Friday, April 15, 2016

Asking Myself: Where is your faith? (Luke 8:25)

This is the 15th post in my series "Asking Myself," in which I weekly ponder one question posed in Teresa Blythe's rich book, 50 Ways to Pray. You can find the start of the series here and last week's post here. The first nine posts focused on theological musings, while posts 10 to the present prayerfully consider the specific questions Jesus posed in the New Testament.

Q: Where is your faith? (Luke 8:25)

I covered this in detail in a previous post about Matthew's version of Jesus sleeping in the boat. So to avoid rehashing it, I thought I would pull out this question as it speaks to me now, somewhat detached from its original, stormy context.

While this question could be interpreted as Jesus saying we have no faith, and why don't we go get ourselves some, I hear it a little differently. Let's assume a philosophical posture that everyone has faith, but we all put faith in different places. For instance, most of us have faith that earth's gravity will keep our feet on the ground, the sun will not forbear to shine, the oceans will obey their boundaries, time will continue to advance, etc. We daily choose to assume our loved ones will still be here tomorrow and that our own heart will continue beating. It isn't always the case, but why live in morbid fear of what could be?

We make this choice to believe often enough that it becomes habit, second nature, faith.

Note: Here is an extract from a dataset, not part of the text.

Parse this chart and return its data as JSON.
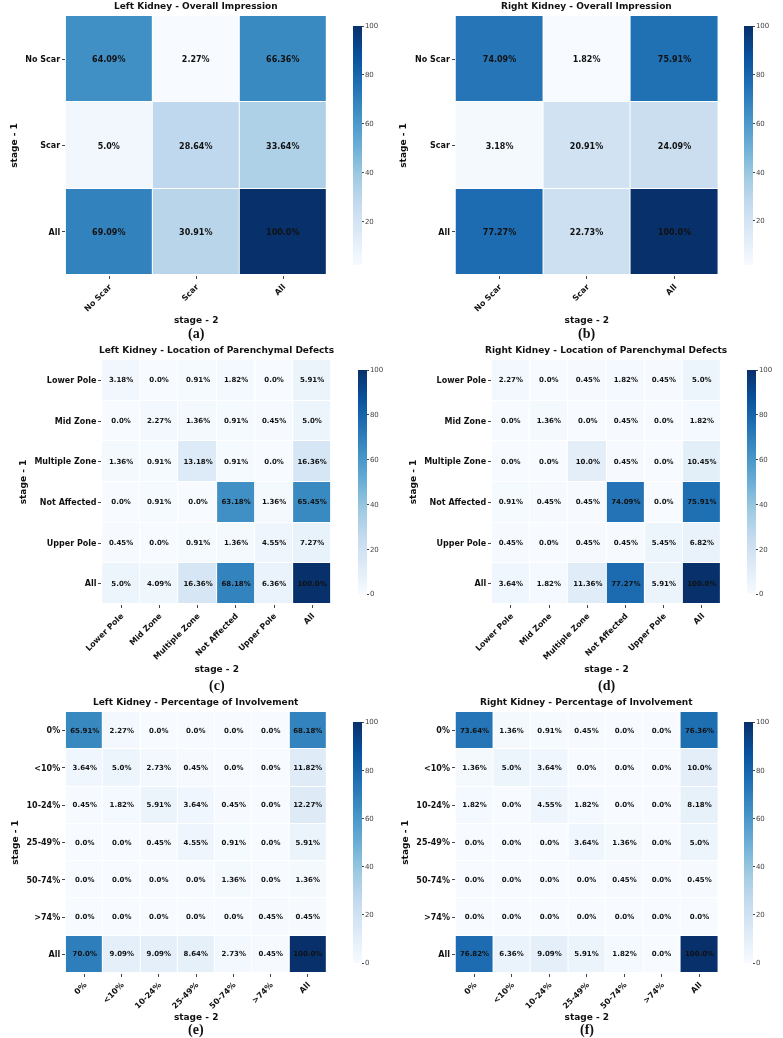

Of course, as Christians, we'd affirm nothing should be taken for granted, and life should be savored moment by moment or seized with wild exuberance, depending on our personalities. It really could end and we do not know the day nor hour. Yet I think it's good and right that we trust our basic assumptions about our worlds continuing on as they should. For without this modest set of beliefs about our own existence, we would be paralyzed with fear. It struck me as I wrote that, for some people, those whose paradigms are ravaged by war or sickness or natural disaster or crime, do find their basic safety at risk. They do become victims of a faith misplaced, jostled about and never fully resettled.

And there's Jesus, asking all of us —the rattled and the serene — where our faith is. Interpreted thus, he is really asking where are we putting our faith, and ultimately, he's inviting us to pin it fully on him. To trust the sun will rise tomorrow, yes, but even more to trust that if it didn't, God is still in control. To notice the Son in the sun's rise, to breathe deeply of the Spirit with each sigh, to see and point out Jesus in our loved ones. Faith is a choice at first before it becomes a way of being.

Surprise! I think I'm going to end here to give you a reprieve from my usual novel-length posts.